- Nicknames: Geordie, Rob, Robbie
- Born: 25 March 1950 Newcastle upon Tyne, England
- Died: 6 February 1971 (aged 20) New Lodge, Belfast, Northern Ireland
- Buried: West Road Cemetery, Newcastle, United Kingdom
- Allegiance: United Kingdom
- Branch: British Army
- Rank: Gunner
- Service number: 24181317
- Unit: 156 (Inkerman) Battery, 94 Locating Regiment, Royal Artillery

= Robert Curtis (British Army soldier) =

British soldier (1950–1971)

Robert George Curtis (25 March 1950 – 6 February 1971) was a British soldier who was officially the first military fatality in the Northern Ireland "Troubles", which was to kill 705 British soldiers. He was the first British soldier to die in the line of duty on the island of Ireland since 1921. The gunman responsible is believed to be Provisional IRA member Billy Reid, who was killed later that year in a gunfight.

==Death==
156 (Inkerman) Battery, 94 Locating Regiment, Royal Artillery was deployed to Northern Ireland on 5 January 1971 under the command of 32nd Regiment Royal Artillery. During the first week of February 1971, there was major violence in many Irish republican areas of Belfast when the British Army launched a series of searches for IRA arms. Rioting in the republican area of the New Lodge escalated and reinforcements were called for. 156 Battery was ordered into the area.

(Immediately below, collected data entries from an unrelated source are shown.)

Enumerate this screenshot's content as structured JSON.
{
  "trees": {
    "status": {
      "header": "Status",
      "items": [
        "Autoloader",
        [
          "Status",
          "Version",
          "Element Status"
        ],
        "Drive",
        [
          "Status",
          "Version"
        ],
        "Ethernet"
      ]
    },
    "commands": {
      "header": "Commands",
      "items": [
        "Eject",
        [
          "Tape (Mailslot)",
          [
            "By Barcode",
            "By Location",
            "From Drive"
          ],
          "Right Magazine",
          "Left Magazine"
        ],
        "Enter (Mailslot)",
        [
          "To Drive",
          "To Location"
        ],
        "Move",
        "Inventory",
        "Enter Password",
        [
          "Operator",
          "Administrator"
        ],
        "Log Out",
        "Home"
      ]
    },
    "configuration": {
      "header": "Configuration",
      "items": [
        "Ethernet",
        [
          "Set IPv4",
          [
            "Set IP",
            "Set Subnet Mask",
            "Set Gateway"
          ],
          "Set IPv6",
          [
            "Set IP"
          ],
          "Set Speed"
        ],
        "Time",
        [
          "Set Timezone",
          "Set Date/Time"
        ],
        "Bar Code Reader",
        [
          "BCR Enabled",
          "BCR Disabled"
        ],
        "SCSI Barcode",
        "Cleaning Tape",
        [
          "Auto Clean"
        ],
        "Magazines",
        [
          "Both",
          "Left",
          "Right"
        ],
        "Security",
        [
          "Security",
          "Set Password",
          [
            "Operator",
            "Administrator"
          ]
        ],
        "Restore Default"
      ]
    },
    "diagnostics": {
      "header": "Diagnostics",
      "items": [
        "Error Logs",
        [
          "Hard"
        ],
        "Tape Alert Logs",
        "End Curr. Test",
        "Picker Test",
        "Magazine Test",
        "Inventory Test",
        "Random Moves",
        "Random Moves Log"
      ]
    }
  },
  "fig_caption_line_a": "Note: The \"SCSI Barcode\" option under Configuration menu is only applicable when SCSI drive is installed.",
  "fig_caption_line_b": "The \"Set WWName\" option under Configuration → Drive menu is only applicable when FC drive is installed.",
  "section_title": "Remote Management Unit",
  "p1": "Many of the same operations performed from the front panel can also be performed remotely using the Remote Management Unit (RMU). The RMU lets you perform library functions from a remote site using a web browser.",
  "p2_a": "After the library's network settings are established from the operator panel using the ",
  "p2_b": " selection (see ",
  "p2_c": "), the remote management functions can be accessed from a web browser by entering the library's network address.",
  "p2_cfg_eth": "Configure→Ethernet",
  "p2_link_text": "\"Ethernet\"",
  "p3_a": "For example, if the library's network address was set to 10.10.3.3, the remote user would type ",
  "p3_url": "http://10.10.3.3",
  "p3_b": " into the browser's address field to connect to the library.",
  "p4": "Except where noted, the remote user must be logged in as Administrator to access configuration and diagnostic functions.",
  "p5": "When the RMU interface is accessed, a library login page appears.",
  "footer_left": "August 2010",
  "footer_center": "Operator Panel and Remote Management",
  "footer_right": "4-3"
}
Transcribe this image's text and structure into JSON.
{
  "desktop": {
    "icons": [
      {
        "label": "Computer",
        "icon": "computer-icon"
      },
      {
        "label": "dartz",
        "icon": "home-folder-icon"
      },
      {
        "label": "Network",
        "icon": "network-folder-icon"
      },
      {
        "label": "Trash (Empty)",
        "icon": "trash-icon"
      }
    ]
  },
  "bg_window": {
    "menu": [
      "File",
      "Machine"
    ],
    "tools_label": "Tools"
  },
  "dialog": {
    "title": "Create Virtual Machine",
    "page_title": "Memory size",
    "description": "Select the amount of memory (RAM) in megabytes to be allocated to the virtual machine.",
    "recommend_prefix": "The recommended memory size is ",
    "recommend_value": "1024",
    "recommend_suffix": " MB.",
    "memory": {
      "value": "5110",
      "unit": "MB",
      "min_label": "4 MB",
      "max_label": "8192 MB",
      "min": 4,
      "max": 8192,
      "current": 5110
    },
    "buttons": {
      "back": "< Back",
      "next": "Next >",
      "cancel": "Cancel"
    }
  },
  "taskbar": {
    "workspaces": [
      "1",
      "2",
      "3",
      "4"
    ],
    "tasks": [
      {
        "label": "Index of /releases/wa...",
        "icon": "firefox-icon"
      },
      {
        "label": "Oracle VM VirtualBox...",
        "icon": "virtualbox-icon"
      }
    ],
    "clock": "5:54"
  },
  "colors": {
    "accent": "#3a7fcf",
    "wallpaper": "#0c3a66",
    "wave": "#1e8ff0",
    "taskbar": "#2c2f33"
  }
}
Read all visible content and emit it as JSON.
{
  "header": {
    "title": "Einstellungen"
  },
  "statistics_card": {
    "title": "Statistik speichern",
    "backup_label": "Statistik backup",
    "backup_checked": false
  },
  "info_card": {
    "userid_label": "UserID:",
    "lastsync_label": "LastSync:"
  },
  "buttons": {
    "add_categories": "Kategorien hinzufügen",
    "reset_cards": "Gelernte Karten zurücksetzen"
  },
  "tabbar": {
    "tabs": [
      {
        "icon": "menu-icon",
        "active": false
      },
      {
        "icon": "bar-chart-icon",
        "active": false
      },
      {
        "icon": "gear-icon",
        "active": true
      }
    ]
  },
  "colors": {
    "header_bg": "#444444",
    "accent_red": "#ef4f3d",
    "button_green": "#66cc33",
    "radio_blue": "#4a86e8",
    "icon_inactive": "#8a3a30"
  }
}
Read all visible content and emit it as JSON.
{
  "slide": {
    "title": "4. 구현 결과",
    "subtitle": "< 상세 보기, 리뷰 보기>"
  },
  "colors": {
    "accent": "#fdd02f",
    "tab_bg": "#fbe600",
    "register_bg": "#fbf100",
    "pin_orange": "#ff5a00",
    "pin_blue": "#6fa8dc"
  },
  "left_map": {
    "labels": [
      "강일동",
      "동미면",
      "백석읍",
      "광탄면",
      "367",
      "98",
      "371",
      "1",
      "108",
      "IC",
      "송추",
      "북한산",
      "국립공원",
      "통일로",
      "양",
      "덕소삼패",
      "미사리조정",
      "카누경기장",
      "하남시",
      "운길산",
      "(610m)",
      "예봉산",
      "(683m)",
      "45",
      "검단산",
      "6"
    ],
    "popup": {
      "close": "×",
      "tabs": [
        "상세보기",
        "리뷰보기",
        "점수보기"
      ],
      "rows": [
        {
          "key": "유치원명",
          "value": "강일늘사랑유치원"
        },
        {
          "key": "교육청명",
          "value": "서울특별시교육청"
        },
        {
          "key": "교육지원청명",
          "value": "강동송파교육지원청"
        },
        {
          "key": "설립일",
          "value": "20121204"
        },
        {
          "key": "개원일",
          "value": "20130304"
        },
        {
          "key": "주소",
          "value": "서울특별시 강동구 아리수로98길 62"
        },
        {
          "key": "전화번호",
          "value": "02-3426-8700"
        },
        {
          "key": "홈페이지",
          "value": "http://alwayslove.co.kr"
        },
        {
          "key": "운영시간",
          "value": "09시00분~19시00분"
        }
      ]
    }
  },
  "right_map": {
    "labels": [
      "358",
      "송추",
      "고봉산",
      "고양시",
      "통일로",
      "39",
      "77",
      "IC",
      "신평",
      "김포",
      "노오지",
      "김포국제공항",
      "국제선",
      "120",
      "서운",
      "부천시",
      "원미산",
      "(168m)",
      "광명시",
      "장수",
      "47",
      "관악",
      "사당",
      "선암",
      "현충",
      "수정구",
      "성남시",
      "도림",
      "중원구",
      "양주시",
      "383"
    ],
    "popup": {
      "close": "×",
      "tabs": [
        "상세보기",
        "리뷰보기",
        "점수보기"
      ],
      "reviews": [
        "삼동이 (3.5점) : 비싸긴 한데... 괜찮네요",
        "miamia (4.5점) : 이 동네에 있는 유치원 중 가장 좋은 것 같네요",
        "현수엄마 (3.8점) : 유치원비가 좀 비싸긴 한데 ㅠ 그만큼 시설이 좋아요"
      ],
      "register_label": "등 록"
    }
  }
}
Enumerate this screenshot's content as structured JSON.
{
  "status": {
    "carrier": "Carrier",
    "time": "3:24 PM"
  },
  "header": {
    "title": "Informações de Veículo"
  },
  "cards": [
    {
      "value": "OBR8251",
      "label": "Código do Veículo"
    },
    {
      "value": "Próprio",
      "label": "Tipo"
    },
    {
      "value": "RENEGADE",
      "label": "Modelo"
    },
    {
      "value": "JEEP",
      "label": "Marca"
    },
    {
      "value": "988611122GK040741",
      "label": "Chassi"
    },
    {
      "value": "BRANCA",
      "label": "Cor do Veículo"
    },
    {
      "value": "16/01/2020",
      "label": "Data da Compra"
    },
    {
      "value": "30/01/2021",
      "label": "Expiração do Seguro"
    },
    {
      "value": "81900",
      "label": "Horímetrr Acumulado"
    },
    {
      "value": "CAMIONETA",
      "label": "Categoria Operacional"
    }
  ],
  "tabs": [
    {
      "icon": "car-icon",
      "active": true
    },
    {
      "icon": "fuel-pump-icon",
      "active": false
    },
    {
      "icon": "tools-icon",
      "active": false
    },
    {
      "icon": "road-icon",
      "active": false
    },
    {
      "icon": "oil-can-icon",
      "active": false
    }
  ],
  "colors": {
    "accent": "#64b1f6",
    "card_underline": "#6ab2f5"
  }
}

A large crowd gathered at the junction of New Lodge Road and Lepper Street. A troop of soldiers from 156 Battery, including Gunner Rob Curtis, were deployed to disperse the crowd. As the troop moved to the junction they were attacked with a barrage of stones and bottles by the mob and deployed in “riot-formation” with shields as protection. Subsequently, a nail bomb was thrown at the troop and in the aftermath of the blast the crowd split allowing a gunman to fire a long burst of automatic fire from a Sterling submachine gun, probably from the base of Templar House. The crowd then reformed, allowing the gunman to escape. Gunner Curtis was hit by a ricochet which passed through the shoulder opening of his flak jacket, penetrating his heart. He died almost instantly. Four other troop members were wounded, one seriously.

==Status==
Curtis was, at the time of his death, 20 years old and married for just over a year. His wife was expecting their first child and had just informed him in a letter that he was to become a father. He is laid to rest in West Road Cemetery, Newcastle-upon-Tyne, England. He was the first officially recognised fatality that the army suffered as a direct result of IRA actions. Unofficially 21 other military personnel died or were killed before his death. On the morning after his death Sir James Chichester-Clark, then Prime Minister of Northern Ireland, announced that “Northern Ireland is at war with the Irish Republican Army Provisionals”.

Some sources claim the shots were fired from a Thompson submachine gun, but some eyewitnesses are sure that it was a Sterling SMG that was fired. His wife was later compensated to the sum of £6500 together with £1500 for her daughter. His daughter was married wearing her father's wedding ring and later named her son Robert in honour of his grandfather.

==Reports==
A report by Tim Magee, an eyewitness, follows:Part of 156 Bty called out for riot control in New Lodge area. Departed HMS Maidstone where we were billetted, and de-bussed at northern end of Lepper street. Very large explosion as we moved down Lepper St towards New Lodge Road. I was on left flank, close to houses, very uncomfortable every time we passed one of the many narrow alleys leading off the road, seemed like ideal hiding place for attackers. When we reached New Lodge Road a lot of rioting going on, initially we cordoned NLR off, stones, bottles incoming in large quantities, also nail bombs (multiple as I recall, not just one as is often reported).

Together with 4/5 others sent across NLR to cordon off Duncairn Parade. Whilst standing there, an overweight guy in white shirt and dark jacket came around corner of tower block on our left (part of Artillery flats), took aim with pistol and fired off several shots. We found this highly amusing and started laughing at his attempt to frighten us with a starting pistol. He looked somewhat surprised and ran back behind the flats. Some time later that night we were pulled back and started to move back up Lepper street. I don't recall if we were in the much discussed “box formation” but we were certainly arrayed across the road. Not far from the junction with Spamount street someone opened up from behind us with automatic fire. This time I was on the right flank. I felt a blow to my RH side, could see sparks coming off the cobble stones and wall to my right and decided to get the f! out of it, so ran around the corner to the right and into Spamount street.

With the passage of time I forget exactly who was hit, Geordie of course, John Finch was hit in the abdomen, Pete Fishbourne (think that was his name) was hit in the backside. My recollection is that the newspapers reported 5 or 6 but that probably included Bob Reding. Heinz Pizarek (sic) found a spent round in the back of his webbing belt when he got back to HMS Maidstone.